Выбрать главу

Во время работы на тренажерах экипажам вводили разнообразные отказы, а потом сравнивали записи речи во время тренировки и перед ней. Тут уж дело не ограничивалось двумя словами, а реакции летчиков были существенно иными, нежели актеров.

В сложной обстановке летчик не только начинал говорить громче. Речь его становилась прерывистой, нередко бессвязной, с повторами и заиканиями. Строгое соблюдение правил радиообмена, вошедшее в привычку, перед лицом опасности отступало на второй план, стандартные фразы перестраивались, куда-то терялся позывной, обращение к диспетчеру переходило на «ты».

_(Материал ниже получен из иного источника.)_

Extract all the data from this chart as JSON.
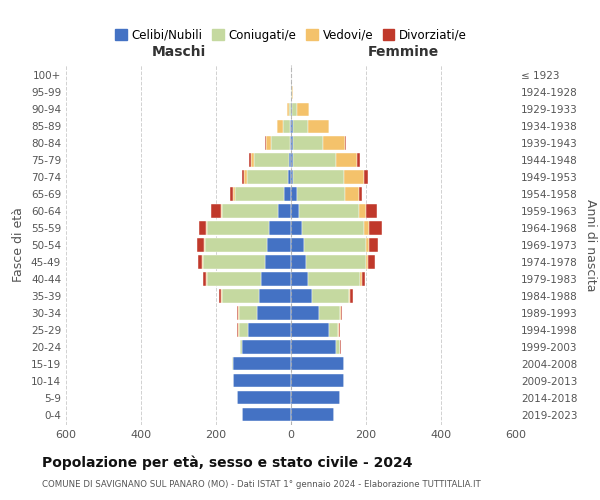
{
  "age_groups": [
    "0-4",
    "5-9",
    "10-14",
    "15-19",
    "20-24",
    "25-29",
    "30-34",
    "35-39",
    "40-44",
    "45-49",
    "50-54",
    "55-59",
    "60-64",
    "65-69",
    "70-74",
    "75-79",
    "80-84",
    "85-89",
    "90-94",
    "95-99",
    "100+"
  ],
  "birth_years": [
    "2019-2023",
    "2014-2018",
    "2009-2013",
    "2004-2008",
    "1999-2003",
    "1994-1998",
    "1989-1993",
    "1984-1988",
    "1979-1983",
    "1974-1978",
    "1969-1973",
    "1964-1968",
    "1959-1963",
    "1954-1958",
    "1949-1953",
    "1944-1948",
    "1939-1943",
    "1934-1938",
    "1929-1933",
    "1924-1928",
    "≤ 1923"
  ],
  "colors": {
    "celibi": "#4472c4",
    "coniugati": "#c5d9a0",
    "vedovi": "#f4c26b",
    "divorziati": "#c0392b"
  },
  "males": {
    "celibi": [
      130,
      145,
      155,
      155,
      130,
      115,
      90,
      85,
      80,
      70,
      65,
      60,
      35,
      20,
      8,
      5,
      3,
      2,
      0,
      0,
      0
    ],
    "coniugati": [
      0,
      0,
      0,
      2,
      5,
      25,
      50,
      100,
      145,
      165,
      165,
      165,
      150,
      130,
      110,
      95,
      50,
      20,
      5,
      1,
      0
    ],
    "vedovi": [
      0,
      0,
      0,
      0,
      1,
      2,
      2,
      2,
      2,
      2,
      2,
      3,
      3,
      5,
      8,
      8,
      15,
      15,
      5,
      0,
      0
    ],
    "divorziati": [
      0,
      0,
      0,
      0,
      1,
      2,
      3,
      5,
      8,
      12,
      20,
      18,
      25,
      8,
      5,
      5,
      2,
      0,
      0,
      0,
      0
    ]
  },
  "females": {
    "nubili": [
      115,
      130,
      140,
      140,
      120,
      100,
      75,
      55,
      45,
      40,
      35,
      30,
      20,
      15,
      5,
      5,
      5,
      5,
      2,
      0,
      0
    ],
    "coniugate": [
      0,
      0,
      0,
      2,
      10,
      25,
      55,
      100,
      140,
      160,
      165,
      165,
      160,
      130,
      135,
      115,
      80,
      40,
      15,
      2,
      1
    ],
    "vedove": [
      0,
      0,
      0,
      0,
      1,
      2,
      2,
      2,
      3,
      5,
      8,
      12,
      20,
      35,
      55,
      55,
      60,
      55,
      30,
      2,
      0
    ],
    "divorziate": [
      0,
      0,
      0,
      0,
      1,
      3,
      5,
      8,
      8,
      20,
      25,
      35,
      30,
      10,
      10,
      8,
      2,
      0,
      0,
      0,
      0
    ]
  },
  "title": "Popolazione per età, sesso e stato civile - 2024",
  "subtitle": "COMUNE DI SAVIGNANO SUL PANARO (MO) - Dati ISTAT 1° gennaio 2024 - Elaborazione TUTTITALIA.IT",
  "xlabel_left": "Maschi",
  "xlabel_right": "Femmine",
  "ylabel_left": "Fasce di età",
  "ylabel_right": "Anni di nascita",
  "legend_labels": [
    "Celibi/Nubili",
    "Coniugati/e",
    "Vedovi/e",
    "Divorziati/e"
  ],
  "xlim": 600,
  "background_color": "#ffffff",
  "grid_color": "#cccccc"
}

Чем острее складывалась обстановка, тем больше пауз возникало в некогда связной речи. Все эти изменения показывали не только эмоциональную напряженность, но и физическую. А машина, обрабатывающая данные... Она теперь способна отличить возбужденного человека от тяжело работающего почти в ста процентах случаев — пусть только что-нибудь говорит.

Глава восьмая. Диспетчер знает чуть больше летчика

— Ноль восемь ноль сорок два: прошел траверз Белого, прошу пять семьсот.

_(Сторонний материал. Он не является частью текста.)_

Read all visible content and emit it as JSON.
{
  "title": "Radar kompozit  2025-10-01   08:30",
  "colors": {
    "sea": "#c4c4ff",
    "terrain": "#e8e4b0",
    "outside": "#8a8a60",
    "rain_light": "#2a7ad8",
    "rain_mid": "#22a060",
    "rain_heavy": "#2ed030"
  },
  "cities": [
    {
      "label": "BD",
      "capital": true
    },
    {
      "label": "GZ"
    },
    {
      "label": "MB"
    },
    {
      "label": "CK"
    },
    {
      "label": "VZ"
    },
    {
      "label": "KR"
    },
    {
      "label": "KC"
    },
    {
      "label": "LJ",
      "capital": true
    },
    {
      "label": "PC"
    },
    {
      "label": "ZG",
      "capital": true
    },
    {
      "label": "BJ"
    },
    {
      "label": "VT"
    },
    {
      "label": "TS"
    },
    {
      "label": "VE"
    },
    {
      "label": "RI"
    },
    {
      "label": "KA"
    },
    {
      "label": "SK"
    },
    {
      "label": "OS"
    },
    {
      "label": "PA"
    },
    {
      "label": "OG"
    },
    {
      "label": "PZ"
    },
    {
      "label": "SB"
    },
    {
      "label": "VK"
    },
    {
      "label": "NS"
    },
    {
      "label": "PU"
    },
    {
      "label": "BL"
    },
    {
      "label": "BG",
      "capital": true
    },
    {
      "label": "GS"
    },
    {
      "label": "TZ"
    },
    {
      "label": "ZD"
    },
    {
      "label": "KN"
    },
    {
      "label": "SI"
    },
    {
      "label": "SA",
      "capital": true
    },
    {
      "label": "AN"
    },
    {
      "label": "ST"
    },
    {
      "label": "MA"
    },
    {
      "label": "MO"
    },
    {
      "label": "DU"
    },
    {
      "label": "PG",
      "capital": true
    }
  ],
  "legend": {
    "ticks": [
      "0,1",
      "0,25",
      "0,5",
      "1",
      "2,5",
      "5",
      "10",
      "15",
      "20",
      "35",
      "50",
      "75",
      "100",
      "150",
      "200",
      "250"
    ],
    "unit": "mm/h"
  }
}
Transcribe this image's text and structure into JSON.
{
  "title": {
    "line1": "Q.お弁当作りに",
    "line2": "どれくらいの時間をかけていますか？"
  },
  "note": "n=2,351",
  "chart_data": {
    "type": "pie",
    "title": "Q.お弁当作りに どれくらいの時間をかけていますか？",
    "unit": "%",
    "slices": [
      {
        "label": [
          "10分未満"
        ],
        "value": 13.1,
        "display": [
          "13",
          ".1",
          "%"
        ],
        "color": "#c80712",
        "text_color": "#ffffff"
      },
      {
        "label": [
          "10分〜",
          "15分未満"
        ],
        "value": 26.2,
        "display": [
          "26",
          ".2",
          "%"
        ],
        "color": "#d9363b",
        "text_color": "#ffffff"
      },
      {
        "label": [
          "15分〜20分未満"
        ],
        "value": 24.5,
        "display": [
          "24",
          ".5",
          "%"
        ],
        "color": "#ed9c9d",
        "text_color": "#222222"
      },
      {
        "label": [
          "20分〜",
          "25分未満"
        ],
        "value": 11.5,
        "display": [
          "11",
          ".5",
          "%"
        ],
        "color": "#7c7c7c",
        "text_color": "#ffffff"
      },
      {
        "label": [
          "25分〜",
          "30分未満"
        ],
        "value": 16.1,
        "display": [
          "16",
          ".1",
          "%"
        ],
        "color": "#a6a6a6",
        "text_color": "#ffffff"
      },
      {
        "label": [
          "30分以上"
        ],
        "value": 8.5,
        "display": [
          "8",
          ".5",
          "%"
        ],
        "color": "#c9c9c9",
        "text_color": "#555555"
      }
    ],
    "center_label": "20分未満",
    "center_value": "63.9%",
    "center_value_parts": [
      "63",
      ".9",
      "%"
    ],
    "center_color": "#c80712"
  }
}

— НОЛЬ СОРОК ДВА, ПОДТВЕРДИЛ ТРАВЕРЗ БЕЛОЙ, ЗАНИМАЙТЕ ПЯТЬ СЕМЬСОТ.

— Ноль сорок два: занимаю пять семьсот.

— НОЛЬ ОДИННАДЦАТЫЙ, ЗАНИМАЙТЕ ДЕВЯТЬ ТЫСЯЧ НА БЕЛЫЙ.

— Ноль одиннадцатый: девять тысяч занимаю.

— Ноль шесть сто семь: Вязьма.

— НОЛЬ ШЕСТЬ СТО СЕМЬ, ПОДТВЕРЖДАЮ ВЯЗЬМУ, РАБОТАЙТЕ СТО ТРИДЦАТЬ ПЯТЬ И ПЯТЬ.

— Девяносто восемь сто девять: Белый.

— ДЕВЯНОСТО ВОСЕМЬ СТО ДЕВЯТЬ, БЕЛЫЙ ПОДТВЕРЖДАЮ, СОХРАНЯЙТЕ ШЕСТЬ ТЫСЯЧ.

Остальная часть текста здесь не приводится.